This was a killer win for the former Whalers
It was a good night for Hartford. A good night for the Hartford Whalers Booster Club. Not such a good night for the Boston Bruins.
The former Whalers, now the Carolina Hurricanes, beat the Bruins, 3-0, at the Garden last night to even their second-round playoff series, 1-1. This made a small band of brothers and sisters happy back in America's File Cabinet, once the home of today's Hurricanes.
Should we really be surprised that there are still folks in Connecticut who root for the erstwhile Whalers? If we may paraphrase Tip O'Neill, all sports fanaticism is local. There are, after all, still Greater Bostonians who devoutly follow the Atlanta Braves, even though the Braves last played in Boston in 1952. These fans from yesteryear are sometimes compared to the Japanese who waged war in the Philippines long after their nation had surrendered to the Allied forces.
It's easy to understand why folks in Hartford feel they have a stake in this series.
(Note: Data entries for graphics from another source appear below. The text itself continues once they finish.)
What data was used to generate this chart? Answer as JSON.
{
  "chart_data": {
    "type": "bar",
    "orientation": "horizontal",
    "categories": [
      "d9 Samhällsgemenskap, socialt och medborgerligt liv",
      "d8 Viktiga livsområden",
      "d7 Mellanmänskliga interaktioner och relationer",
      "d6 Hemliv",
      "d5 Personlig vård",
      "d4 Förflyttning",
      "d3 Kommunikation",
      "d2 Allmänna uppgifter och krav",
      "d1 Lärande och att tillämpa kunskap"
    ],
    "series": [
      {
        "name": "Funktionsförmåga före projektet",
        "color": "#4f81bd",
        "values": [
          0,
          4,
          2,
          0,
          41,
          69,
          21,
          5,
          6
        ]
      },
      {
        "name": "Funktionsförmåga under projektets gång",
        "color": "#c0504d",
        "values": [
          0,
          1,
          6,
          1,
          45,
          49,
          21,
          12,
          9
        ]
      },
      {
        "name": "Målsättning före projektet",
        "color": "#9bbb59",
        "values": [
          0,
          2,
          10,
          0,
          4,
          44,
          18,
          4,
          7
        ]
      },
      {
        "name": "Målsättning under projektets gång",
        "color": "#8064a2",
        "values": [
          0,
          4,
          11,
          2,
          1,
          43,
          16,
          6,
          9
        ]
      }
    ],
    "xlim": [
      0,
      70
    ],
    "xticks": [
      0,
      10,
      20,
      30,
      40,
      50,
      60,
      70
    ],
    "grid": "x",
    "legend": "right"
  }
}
Big league is big league and the Whalers gave Hartford its only taste of the bigs when they skated at the Hartford Civic Center.
The late 1990s were not kind to Hartford. Whistling "Brass Bonanza," the Whalers packed their hockey bags and moved to North Carolina. Then Bob Kraft cut a phony deal to bring the Patriots to Hartford, where they would play in a taxpayer-financed stadium on a radioactive site that came to be known as Yo Adriaen's Landing. It was all a ruse, of course. The Patriots never left Foxborough and Connecticut governor John Rowland, who cut the deal with Kraft, wound up in federal prison (on charges having nothing to do with the Patriots debacle).
While longing for an NFL team that never arrived, and an NHL team that never came back, Hartford secured a franchise in the American Hockey League: the WolfPack, an affiliate of the New York Rangers.
Guess who led the 'Pack in scoring in that maiden season of 1997-98? A 20-year-old center named Marc Savard, that's who.
Savard was the Rangers' fourth-round pick in 1995 and began his professional career by scoring 21 goals with 53 assists for Hartford. He played nine more games with the WolfPack the following season.
He's gone on to become a Bruin top gun and an NHL All-Star, but like the Hurricanes, Savard's got Hartford hockey in his blood.
Savard scored two goals against the Whalers/Hurricanes in Boston's 4-1 Game 1 victory, but like the rest of the Bruins, he was skating in slush in Game 2. The Hurricanes pledged to rebound from their sluggish performance in the opener and they made good on the promise, much to the delight of the HWBC.
Scoring twice in the second period (Zdeno Chara was on the ice for both goals), the Canes took a 2-0 lead into the third. These were uncharted waters for the Bruins. They hadn't trailed by two goals in their first five playoff games. Boston trailed for only 23:31 of its first 300 playoff minutes.
Forced to chase, the Bruins scuffled. They turned over the puck too many times.
"They were definitely skating better than us in the first two periods," said Boston defenseman Andrew Ference.
"Soft plays, poor decisions with the puck," said coach Claude Julien. "They just wanted it a little more than we did tonight."
We finally saw the Carolina team that went 17-5-2 over its last 24 regular-season games. We saw Hurricanes center Eric Staal score his first points (assist, empty-net goal) in six games against Boston this year.
And we saw the real Cam Ward. The Carolina goalie stopped 36 pucks, including a sensational pad save of a Michael Ryder point-blank power-play shot.
"I didn't expect to hear that sound," said Canes coach Paul Maurice. "That's a glimpse of how good he is."
Good enough to skate off with the Conn Smyth Trophy when the Hurricanes won the Stanley Cup in 2006.
Folks in Hartford never will get over that one. They lived and died with the Whalers all those years, then watched with envy as their departed team brought champagne and glory to a city 520 miles to the southwest.
Just as long-suffering Braves fans raged when the Braves made it to a pair of World Series (winning one) in their first six seasons after leaving Boston.
The Bruins never have lost a playoff series to the Whalers/Hurricanes. Boston beat them twice in the Hartford days and again in 1999 when they were playing on Tobacco Road. The Bruins looked invincible winning Game 1 of this series, but now they are in a tie and home ice is lost and they've given hope to the lost boys and girls of the Hartford Whalers Booster Club.
Anybody got an eight-track of "Brass Bonanza"?